The second mistaken goal is providing another means for end-users to contact data publishers in hopes that the publishers will investigate and correct, if required, any suspicious records.

I wrote “another” because GBIF already flags issues, and has been doing so for many years. The great majority of data publishers take no action whatsoever on GBIF-flagged issues. This can easily be demonstrated by tracking individual issues through successive versions of datasets shared with GBIF.
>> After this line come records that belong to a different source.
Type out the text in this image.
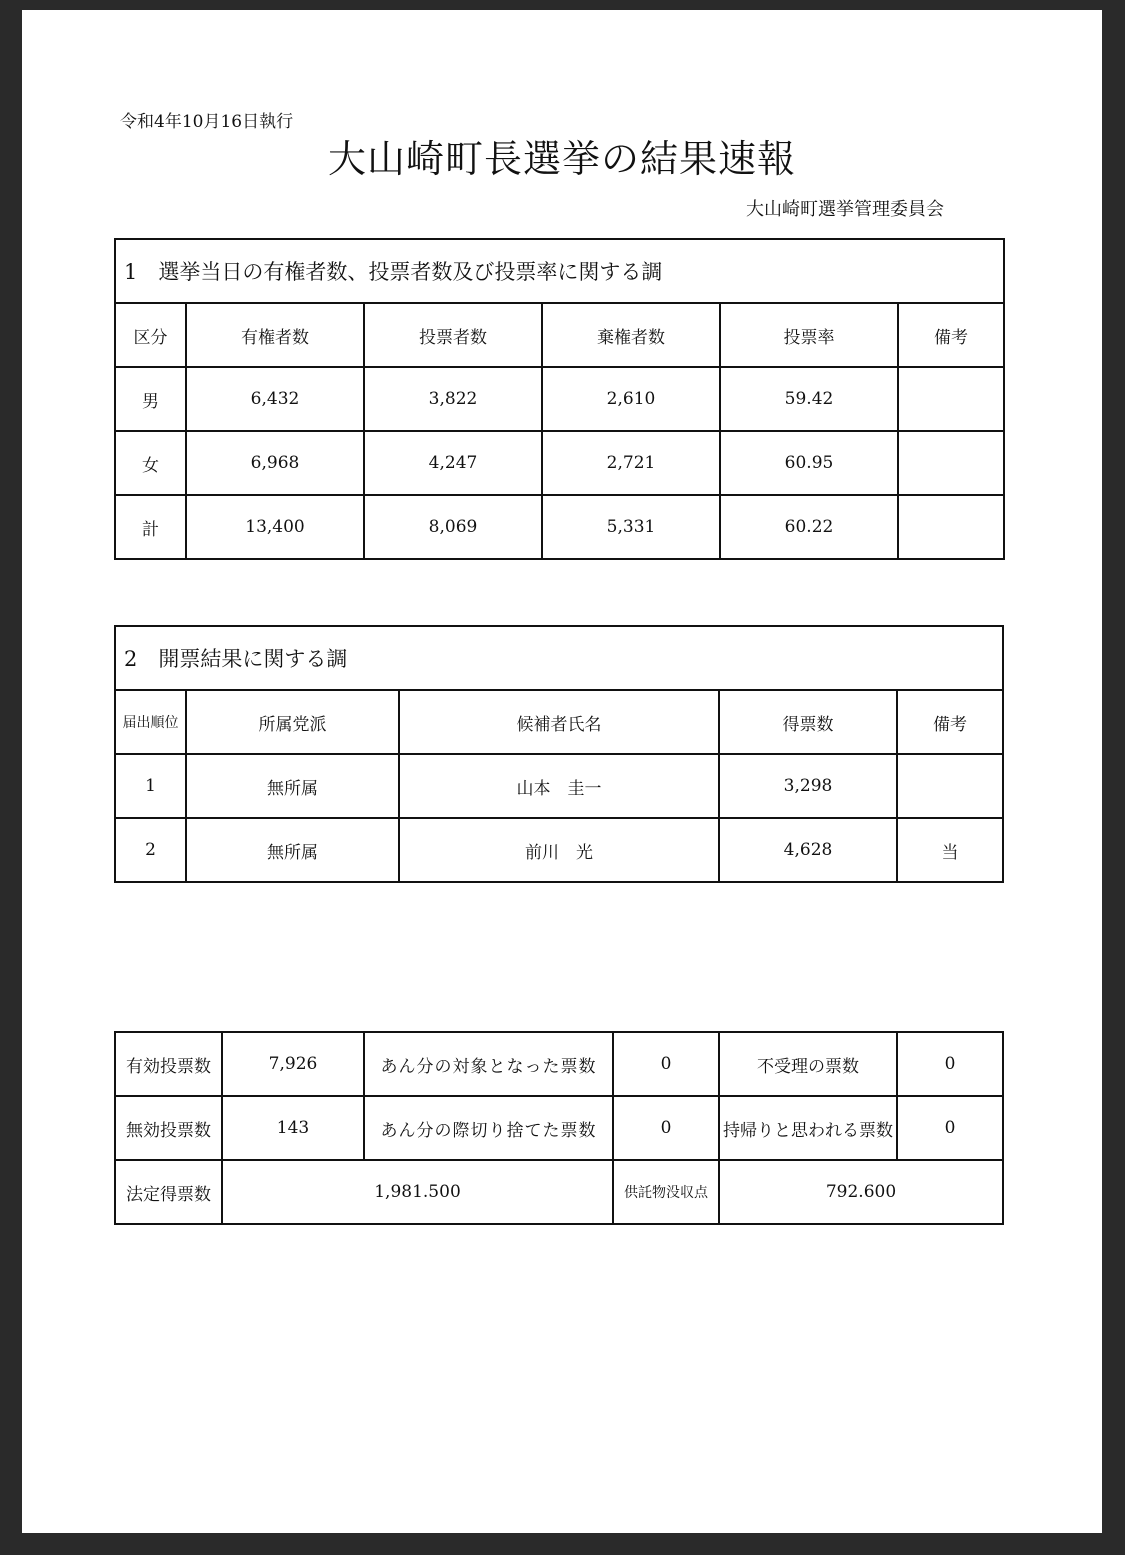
令和4年10月16日執行
大山崎町長選挙の結果速報
大山崎町選挙管理委員会
1　選挙当日の有権者数、投票者数及び投票率に関する調					
区分	有権者数	投票者数	棄権者数	投票率	備考
男	6,432	3,822	2,610	59.42	
女	6,968	4,247	2,721	60.95	
計	13,400	8,069	5,331	60.22	
2　開票結果に関する調				
届出順位	所属党派	候補者氏名	得票数	備考
1	無所属	山本　圭一	3,298	
2	無所属	前川　光	4,628	当
有効投票数	7,926	あん分の対象となった票数	0	不受理の票数	0
無効投票数	143	あん分の際切り捨てた票数	0	持帰りと思われる票数	0
法定得票数	1,981.500		供託物没収点	792.600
GBIF annotations are primarily for data consumers, not publishers, and the primary use of the annotations is for data filtering, not data cleaning. I suggest editing the post’s summary to

Rule-based annotations is an experimental tool that will allow users to mark certain occurrence data as suspicious. The main goal of the project is to expand data filtering capabilities.

Great! I can already think of several useful cases for drawing inverted polygons.
By the way, as mentioned in the pots, a species may occur outside of its expected range because it is housed in a botanical garden or a zoo (but it still occurs there). Will occurrences based on specimens from living collection still be marked as suspicious? Perhaps, such occurrences could be excluded from the Rule-based annotation? (relying on users knowledge how to filter on dwc:basisOfRecord).

I agree that sometimes rules will overlap with other filters. What I was aiming for was something that would be broadly useful.

I assume if you are a user that is truly interested in fossil records or zoo records or anything unfiltered, like a living specimen, that you shouldn’t really be filtering your records based on user-created rules.

Currently there are ways to create a complex rule that would not flag a certain basisOfRecord value, but it is unlikely that users will always make good use of this feature. Similarly it is unlikely that all publishers will fill out the basisOfRecord field “correctly”, marking fossils, living specimens, ect correctly. There are a lot of zoo records marked as preserved specimens.

Currently rules don’t do anything on GBIF.org, so it is very much opt-in.

I don’t think there is a technical agreed definition of “data cleaning”. And cleaning is used quite a lot by the community. I hope people will be able to understand the intended purpose.

@jwaller , I am very surprised by your comment, and wonder what you mean by “technical”. Just 2 examples:

Data cleaning, also called data cleansing or data scrubbing, is the process of identifying and correcting errors and inconsistencies in raw data sets to improve data quality.

from IBM advice on data cleaning

Data cleaning is the process of fixing or removing incorrect, corrupted, incorrectly formatted, duplicate, or incomplete data within a dataset.

from Tableau on data cleaning

Fixing and correcting are key elements of data cleaning in data science. Filtering out or discarding data and calling that “cleaning” seems to be a usage restricted to some, but not all, members of the biodiversity data community.